Ray’s initial “Reimagining 901” proposal, presented last year, included constructing five schools, expanding 13 existing schools, and closing 13 to 15 schools by 2031. Ray responded to critics who said the district is rushing the changes.
“Parents, I hear you. Community, I hear you. But we can’t wait on doing what’s right for children,” Ray said in an impassioned speech before the board’s vote. “I’m committed to doing everything in my power to ensure all of our students have a world-class education, because this work is personal to me, because I was once one of those kids.”
Minutes later, the board unanimously passed the facilities plan, with no discussion, among 30-some other action items. The vote covered the district’s initiative to change its name from Shelby County Schools to Memphis-Shelby County Schools.
In a separate vote, the board approved renewing the charter contracts of several schools, including KIPP Memphis Academy Middle and KIPP Memphis Collegiate Elementary, two schools administrators had recommended for closure due to low test scores.
Before the votes Tuesday, 21 people addressed the board, most expressing either excitement or dismay about Maxine Smith STEAM Academy’s move from Middle College High School to East High School.
Andy Rambo, the father of an eighth grader at Maxine Smith STEAM Academy and of a junior at East High School who also attended Maxine Smith, commended the district for the move, and said it will make it much easier for parents like him.
Rambo also said he’s confident that combining two schools will lead to better educational opportunities for “all of Memphis’ babies,” including his 18-month-old son.
“It is a scary thing as a parent to trust a significant part of the social-emotional development of your child to someone,” Rambo said. “We cannot be more happy and confident in the decisions we’ve made.”
Conversely, Stephanie Ferreira, the mother of two East High School students, pleaded with the board to hold off on moving Maxine Smith to East and asked for “due diligence and investment” in working with parents and answering their questions.
“The position that we’re in as parents is one of confusion regarding a plan that many of us have just learned about over the past several weeks,” Ferreira said, adding many “walked away from the [district’s community] meetings with unanswered questions about a plan that was vague.”
Ray later defended the district’s plan as well-founded in extensive research, and also disagreed with complaints from some people that they weren’t well-informed about the proposed facilities plans.

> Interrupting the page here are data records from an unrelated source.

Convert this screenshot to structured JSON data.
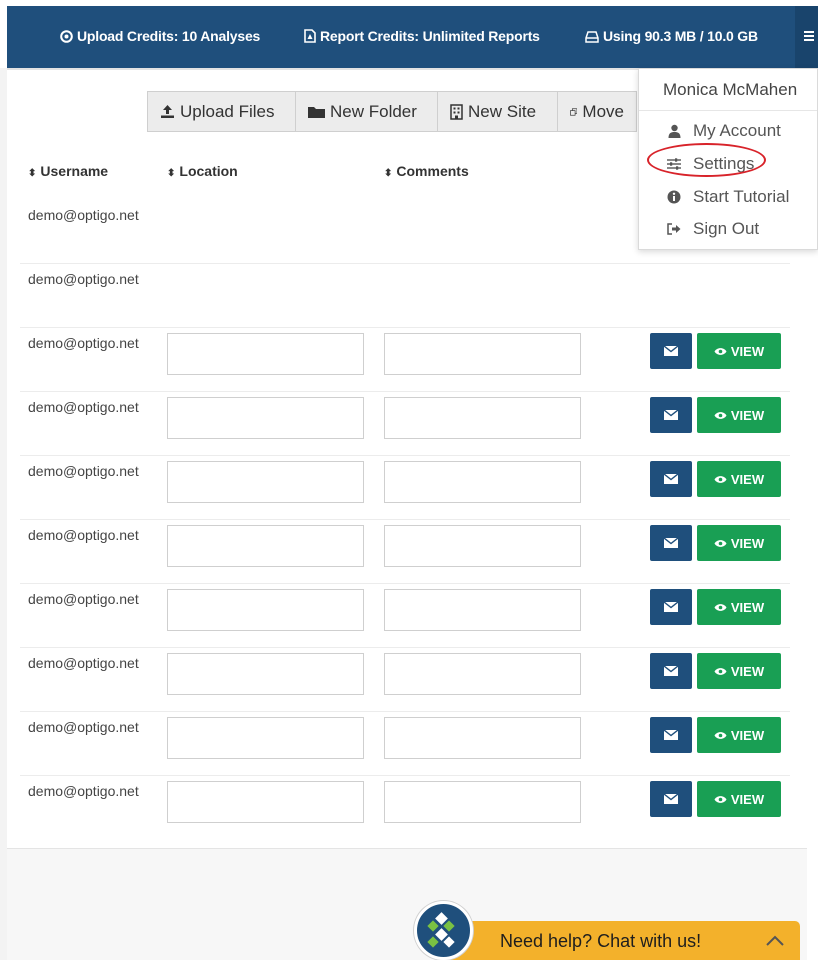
{
  "header": {
    "upload_credits": "Upload Credits: 10 Analyses",
    "report_credits": "Report Credits: Unlimited Reports",
    "storage": "Using 90.3 MB / 10.0 GB"
  },
  "toolbar": {
    "upload_files": "Upload Files",
    "new_folder": "New Folder",
    "new_site": "New Site",
    "move": "Move"
  },
  "table": {
    "columns": [
      "Username",
      "Location",
      "Comments"
    ],
    "rows": [
      {
        "username": "demo@optigo.net"
      },
      {
        "username": "demo@optigo.net"
      },
      {
        "username": "demo@optigo.net",
        "view_label": "VIEW"
      },
      {
        "username": "demo@optigo.net",
        "view_label": "VIEW"
      },
      {
        "username": "demo@optigo.net",
        "view_label": "VIEW"
      },
      {
        "username": "demo@optigo.net",
        "view_label": "VIEW"
      },
      {
        "username": "demo@optigo.net",
        "view_label": "VIEW"
      },
      {
        "username": "demo@optigo.net",
        "view_label": "VIEW"
      },
      {
        "username": "demo@optigo.net",
        "view_label": "VIEW"
      },
      {
        "username": "demo@optigo.net",
        "view_label": "VIEW"
      }
    ]
  },
  "user_menu": {
    "name": "Monica McMahen",
    "items": [
      {
        "label": "My Account",
        "icon": "user-icon"
      },
      {
        "label": "Settings",
        "icon": "sliders-icon"
      },
      {
        "label": "Start Tutorial",
        "icon": "info-icon"
      },
      {
        "label": "Sign Out",
        "icon": "sign-out-icon"
      }
    ]
  },
  "chat": {
    "label": "Need help? Chat with us!"
  },
  "colors": {
    "navbar": "#1f4f7c",
    "view_button": "#199f54",
    "chat": "#f3b12b",
    "highlight_ring": "#d8232a"
  }
}
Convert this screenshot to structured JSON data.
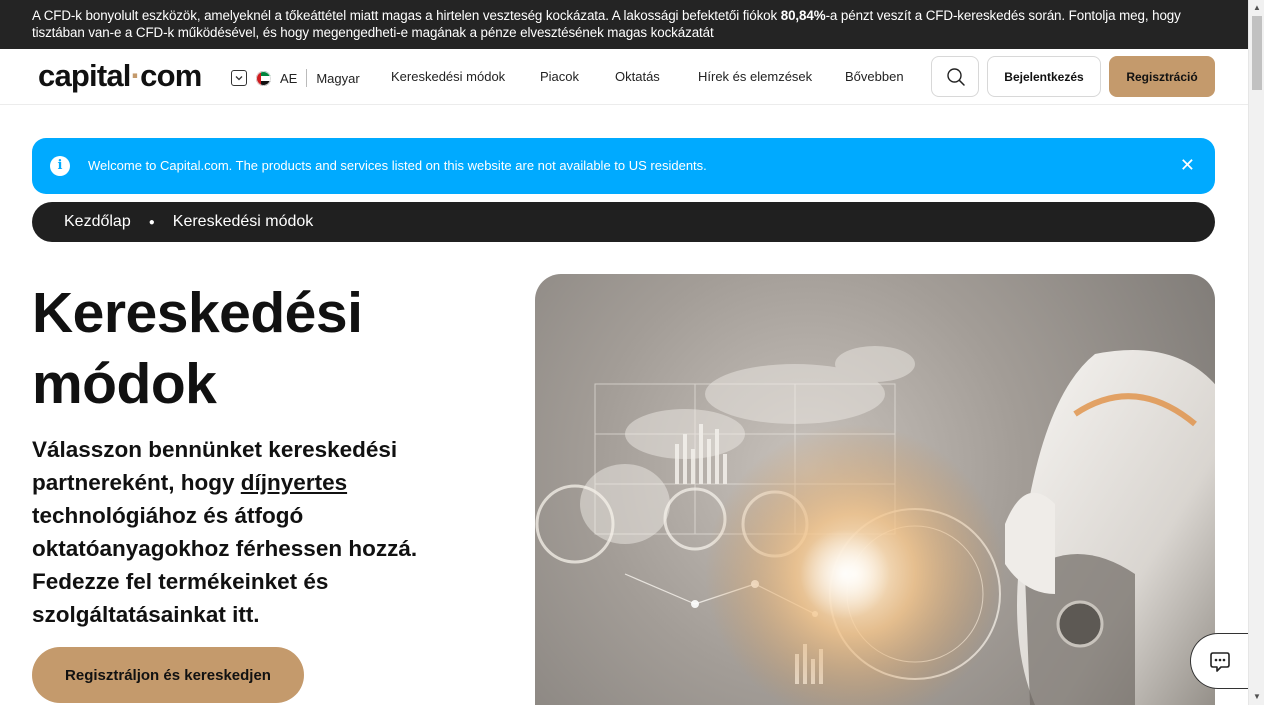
{
  "risk_banner": {
    "text_before": "A CFD-k bonyolult eszközök, amelyeknél a tőkeáttétel miatt magas a hirtelen veszteség kockázata. A lakossági befektetői fiókok ",
    "percent": "80,84%",
    "text_after": "-a pénzt veszít a CFD-kereskedés során. Fontolja meg, hogy tisztában van-e a CFD-k működésével, és hogy megengedheti-e magának a pénze elvesztésének magas kockázatát"
  },
  "header": {
    "logo_left": "capital",
    "logo_dot": "·",
    "logo_right": "com",
    "country_code": "AE",
    "language": "Magyar",
    "nav": [
      "Kereskedési módok",
      "Piacok",
      "Oktatás",
      "Hírek és elemzések",
      "Bővebben"
    ],
    "login_label": "Bejelentkezés",
    "register_label": "Regisztráció"
  },
  "info_bar": {
    "message": "Welcome to Capital.com. The products and services listed on this website are not available to US residents.",
    "close_symbol": "✕"
  },
  "breadcrumb": {
    "items": [
      "Kezdőlap",
      "Kereskedési módok"
    ]
  },
  "hero": {
    "title_line1": "Kereskedési",
    "title_line2": "módok",
    "text_before": "Válasszon bennünket kereskedési partnereként, hogy ",
    "text_link": "díjnyertes",
    "text_after": " technológiához és átfogó oktatóanyagokhoz férhessen hozzá. Fedezze fel termékeinket és szolgáltatásainkat itt.",
    "cta_label": "Regisztráljon és kereskedjen"
  },
  "colors": {
    "accent": "#c49a6c",
    "info_blue": "#00aaff",
    "dark": "#202020"
  },
  "icons": {
    "search": "search-icon",
    "info": "info-icon",
    "close": "close-icon",
    "chat": "chat-icon",
    "chevron": "chevron-down-icon",
    "flag": "uae-flag-icon"
  }
}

“We don’t make haphazard decisions. We don’t just act without consulting the community, without asking the right questions, without garnering feedback,” Ray said.
While board member Althea Greene acknowledged some parents and community members are concerned about the changes, she said she is happy with the plan and the board’s decision.
“As we ‘Reimagine 901,’ we realize that things will have to change,” she said.
Asked after the meeting about the board’s lack of discussion before voting, Greene said members asked questions and discussed the proposal at previous committee meetings, and it was good they didn’t have to “waste time” at Tuesday’s business meeting.
Board Chair Michelle McKissack echoed Greene’s comments, saying the proposals approved Tuesday are not just about facilities, but also about the district “firing all of its cylinders” at its mission.
“It’s going to be difficult and not everyone is going to fully agree with it, but you have to look at the big picture and that’s what ‘Reimagining 901’ is all about,” she said. “It’s all about not just approving our school buildings, but what’s happening in the buildings.”